To add evaluations to an Agentuity project, set up a workflow that runs normal app code, captures a stable output, checks it, and records enough logs or traces to explain failures. Use deterministic assertions for structural checks, LLM-as-judge checks for qualitative behavior, OpenTelemetry traces to inspect failures, and hosted eval tools when you need datasets, reviewers, or reports.

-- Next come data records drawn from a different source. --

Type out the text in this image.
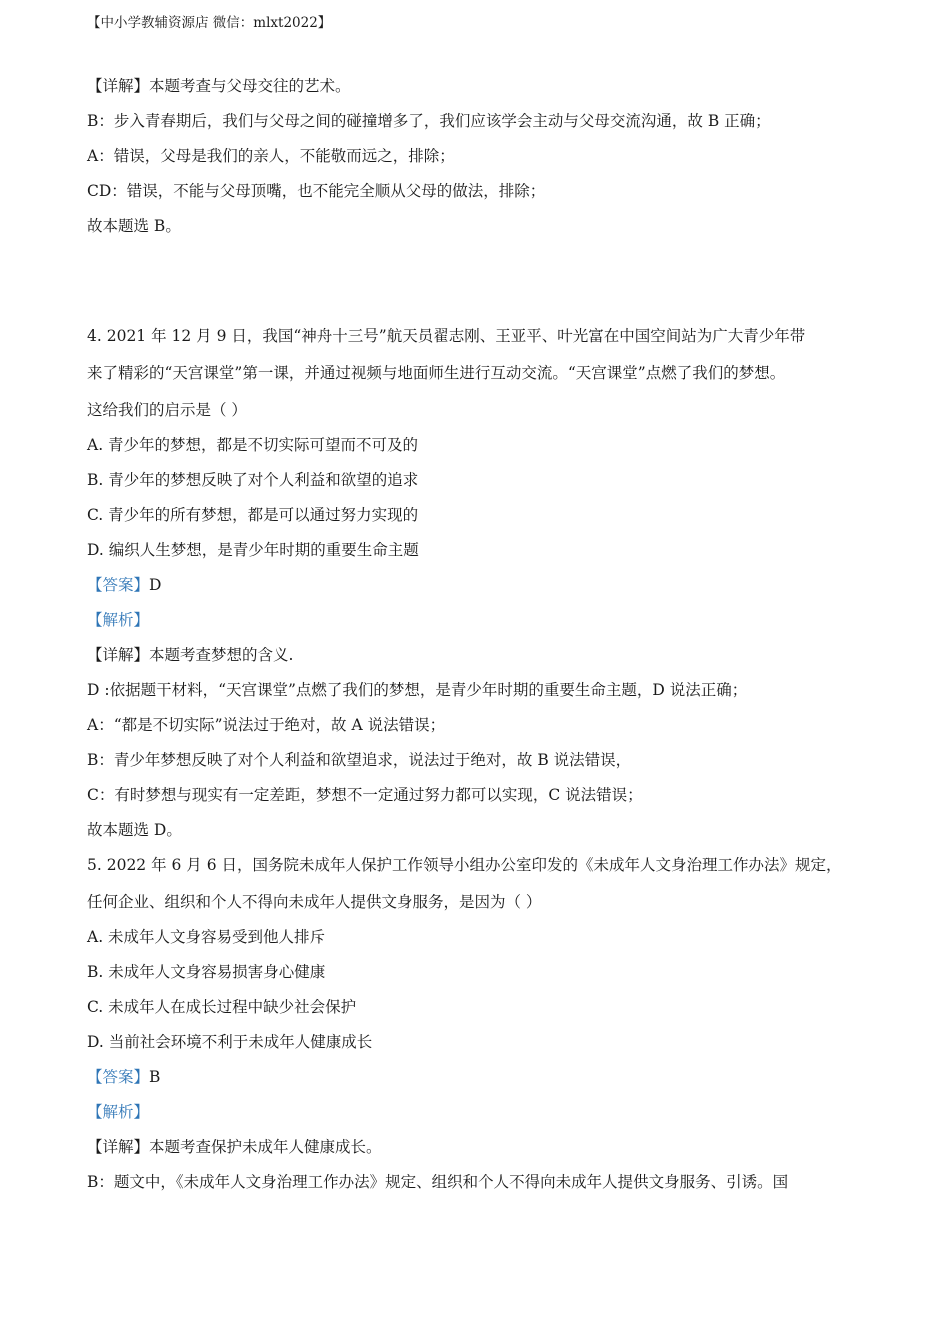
【中小学教辅资源店 微信：mlxt2022】
【详解】本题考查与父母交往的艺术。
B：步入青春期后，我们与父母之间的碰撞增多了，我们应该学会主动与父母交流沟通，故 B 正确；
A：错误，父母是我们的亲人，不能敬而远之，排除；
CD：错误，不能与父母顶嘴，也不能完全顺从父母的做法，排除；
故本题选 B。
4. 2021 年 12 月 9 日，我国“神舟十三号”航天员翟志刚、王亚平、叶光富在中国空间站为广大青少年带
来了精彩的“天宫课堂”第一课，并通过视频与地面师生进行互动交流。“天宫课堂”点燃了我们的梦想。
这给我们的启示是（ ）
A. 青少年的梦想，都是不切实际可望而不可及的
B. 青少年的梦想反映了对个人利益和欲望的追求
C. 青少年的所有梦想，都是可以通过努力实现的
D. 编织人生梦想，是青少年时期的重要生命主题
【答案】D
【解析】
【详解】本题考查梦想的含义.
D :依据题干材料，“天宫课堂”点燃了我们的梦想，是青少年时期的重要生命主题，D 说法正确；
A：“都是不切实际”说法过于绝对，故 A 说法错误；
B：青少年梦想反映了对个人利益和欲望追求，说法过于绝对，故 B 说法错误，
C：有时梦想与现实有一定差距，梦想不一定通过努力都可以实现，C 说法错误；
故本题选 D。
5. 2022 年 6 月 6 日，国务院未成年人保护工作领导小组办公室印发的《未成年人文身治理工作办法》规定，
任何企业、组织和个人不得向未成年人提供文身服务，是因为（ ）
A. 未成年人文身容易受到他人排斥
B. 未成年人文身容易损害身心健康
C. 未成年人在成长过程中缺少社会保护
D. 当前社会环境不利于未成年人健康成长
【答案】B
【解析】
【详解】本题考查保护未成年人健康成长。
B：题文中，《未成年人文身治理工作办法》规定、组织和个人不得向未成年人提供文身服务、引诱。国
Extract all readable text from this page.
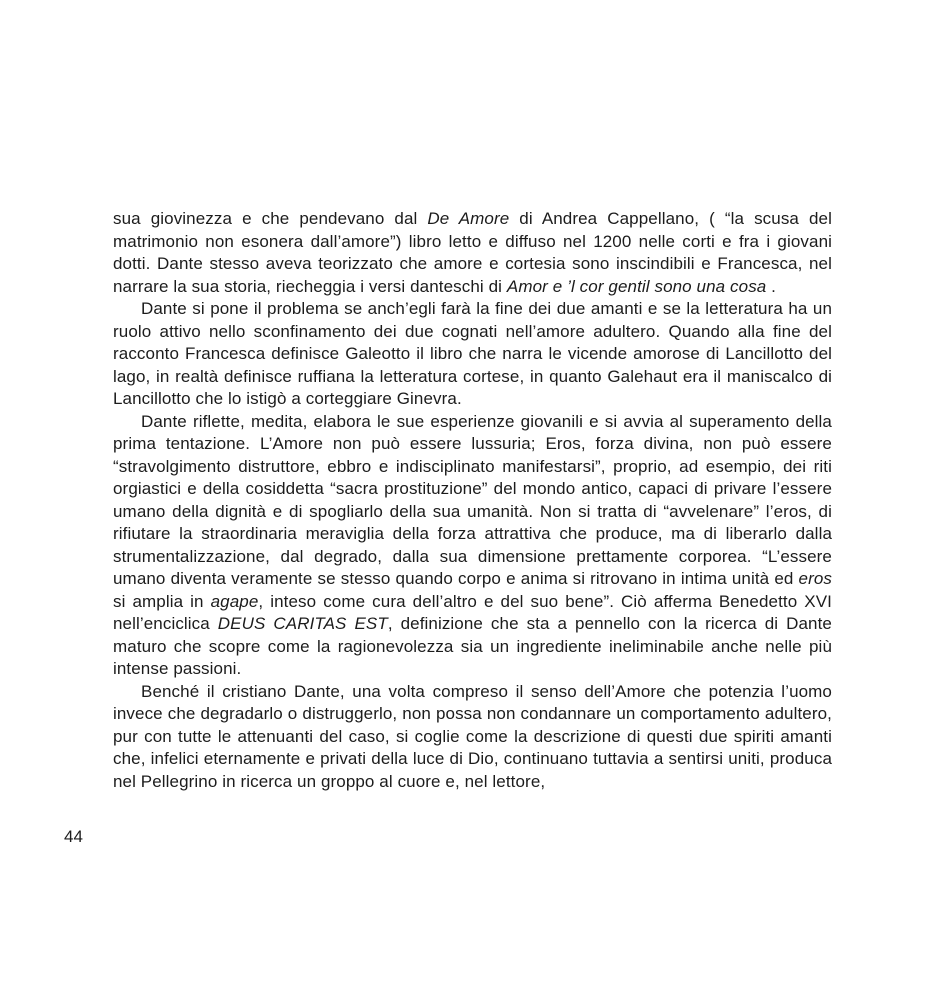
44

sua giovinezza e che pendevano dal De Amore di Andrea Cappellano, ( “la scusa del matrimonio non esonera dall’amore”) libro letto e diffuso nel 1200 nelle corti e fra i giovani dotti. Dante stesso aveva teorizzato che amore e cortesia sono inscindibili e Francesca, nel narrare la sua storia, riecheggia i versi danteschi di Amor e ’l cor gentil sono una cosa .

Dante si pone il problema se anch’egli farà la fine dei due amanti e se la letteratura ha un ruolo attivo nello sconfinamento dei due cognati nell’amore adultero. Quando alla fine del racconto Francesca definisce Galeotto il libro che narra le vicende amorose di Lancillotto del lago, in realtà definisce ruffiana la letteratura cortese, in quanto Galehaut era il maniscalco di Lancillotto che lo istigò a corteggiare Ginevra.

Dante riflette, medita, elabora le sue esperienze giovanili e si avvia al superamento della prima tentazione. L’Amore non può essere lussuria; Eros, forza divina, non può essere “stravolgimento distruttore, ebbro e indisciplinato manifestarsi”, proprio, ad esempio, dei riti orgiastici e della cosiddetta “sacra prostituzione” del mondo antico, capaci di privare l’essere umano della dignità e di spogliarlo della sua umanità. Non si tratta di “avvelenare” l’eros, di rifiutare la straordinaria meraviglia della forza attrattiva che produce, ma di liberarlo dalla strumentalizzazione, dal degrado, dalla sua dimensione prettamente corporea. “L’essere umano diventa veramente se stesso quando corpo e anima si ritrovano in intima unità ed eros si amplia in agape, inteso come cura dell’altro e del suo bene”. Ciò afferma Benedetto XVI nell’enciclica DEUS CARITAS EST, definizione che sta a pennello con la ricerca di Dante maturo che scopre come la ragionevolezza sia un ingrediente ineliminabile anche nelle più intense passioni.

Benché il cristiano Dante, una volta compreso il senso dell’Amore che potenzia l’uomo invece che degradarlo o distruggerlo, non possa non condannare un comportamento adultero, pur con tutte le attenuanti del caso, si coglie come la descrizione di questi due spiriti amanti che, infelici eternamente e privati della luce di Dio, continuano tuttavia a sentirsi uniti, produca nel Pellegrino in ricerca un groppo al cuore e, nel lettore,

npm install @agentuity/aigateway zod @agentuity/telemetryThe v2 @agentuity/evals package and platform collection model are migration context, not the current eval surface. Keep evals in your app repo as scripts, tests, traces, and optional external tooling.
When to use this path
Use this path when the behavior under test is app-owned: a framework route, retrieval function, queue worker, sandbox command, or coding-agent session. Agentuity gives you service clients, AI Gateway auth, telemetry, sandbox execution, and session inspection. You still bring the test runner, fixtures, judge rubric, hosted eval tool, and pass/fail policy.
| Need | Use |
|---|---|
| deterministic contracts | your test runner with schema validation |
| qualitative answer grading | an LLM-as-judge script or hosted eval tool |
| model access through project credentials | AIGatewayClient with a catalog model ID |
| command or generated-code checks | Sandbox |
| failure investigation | Logging, Tracing, and Sessions & Debugging |
Shape Evals Like Tests
| Part | Keep Stable |
|---|---|
| input fixture | user prompt, retrieved context, tool responses, headers, or test data |
| app invocation | the framework route, service function, agent entrypoint, or sandbox command under test |
| output contract | JSON fields, report path, status enum, citations, changed files, or answer text |
| check | deterministic assertion, schema validation, judge rubric, or hosted eval score |
| observability | run id, fixture id, trace id, model name, duration, pass/fail, and failure reason |
That shape keeps evals close to the code they protect. A CI job can run the same script as a local developer, and a failed run can point back to logs, spans, and the exact output that broke the contract.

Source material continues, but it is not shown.